I told him that studying is easier, and it’s true. Throughout my religious life, prayer has often been so difficult. I’m not a person who can feel things easily at all. As a small kid, I grew up in Fundamentalist, Pentecostal churches where people would speak in tongues and writhe on the floor when they felt the “spirit.” It freaked me out. My parents eventually got less and less fervent in their religiosity, and the churches we went to got gradually less crazy. But even just raising up my hands and closing my eyes always felt weird. We became Catholic for a short while, and I fell in love with the rituals/set prayers that were a part of it. I could be dour and quiet and still be doing it “right.”
I almost never feel anything when I pray- there are some times or occasions where I absolutely do, but not usully. But God is there in my life- I know God exists, but I don’t know how God exists, y’know? Is God a feeling? Something from within? To me, it doesn’t feel like something I can reach. I’m just not great at feeling positive or spiritual feelings in general- it’s hard. Maimonides even said that prayer gets in the way of truth and that contemplating God- thinking about what God is not in silent meditation is the best way to find that connection, and I agree. Deconstructing God is what helped me want to pursue more and what led me to Judaism.
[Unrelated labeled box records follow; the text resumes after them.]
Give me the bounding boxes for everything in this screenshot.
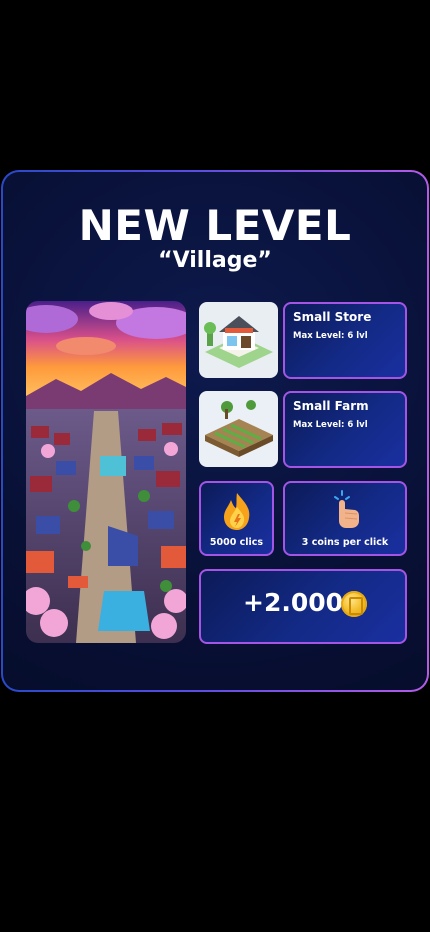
coins-per-click-card: 3 coins per click xyxy=(283,481,407,556)
unlock-max-level: Max Level: 6 lvl xyxy=(293,331,368,341)
fire-icon xyxy=(224,493,250,530)
farm-image xyxy=(199,391,278,467)
village-artwork-image xyxy=(26,301,186,643)
coins-per-click-label: 3 coins per click xyxy=(301,537,389,548)
unlock-small-store-card: Small Store Max Level: 6 lvl xyxy=(283,302,407,379)
coin-icon xyxy=(341,591,367,617)
level-up-card-body: NEW LEVEL “Village” Small Store Max Leve… xyxy=(3,172,427,690)
reward-card: +2.000 xyxy=(199,569,407,644)
clicks-stat-card: 5000 clics xyxy=(199,481,274,556)
page-title: NEW LEVEL xyxy=(78,201,352,250)
unlock-title: Small Farm xyxy=(293,399,369,413)
reward-amount: +2.000 xyxy=(243,588,344,617)
clicks-label: 5000 clics xyxy=(209,537,264,548)
level-name: “Village” xyxy=(158,248,272,273)
unlock-small-farm-card: Small Farm Max Level: 6 lvl xyxy=(283,391,407,468)
level-up-card: NEW LEVEL “Village” Small Store Max Leve… xyxy=(1,170,429,692)
tap-hand-icon xyxy=(334,490,359,528)
unlock-max-level: Max Level: 6 lvl xyxy=(293,420,368,430)
store-image xyxy=(199,302,278,378)
unlock-title: Small Store xyxy=(293,310,372,324)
Philosopher Franz Rosenzweig was an assimilated German Jew who nearly converted to Christianity, but he stopped by an Ortho synagogue on Yom Kippur before his baptism, changed his mind, and committed himself to Judaism. But he was against denominations and said that Judaism is beyond rituals, and that to be Jewish simply means you’re called from within yourself to delve deeper and deeper into Judaism, making it your lifelong mission to learn and experience all parts of it.
But my Rabbi disregarded that when I talked about it and seems to really want me to get into prayer. I’m okay with that. I’m still learning the prayers, so half the time I don’t know what I’m reading, so that’s also part of the issue. I’m just afraid that this will be a roadblock in the future. Does anyone else have this issue?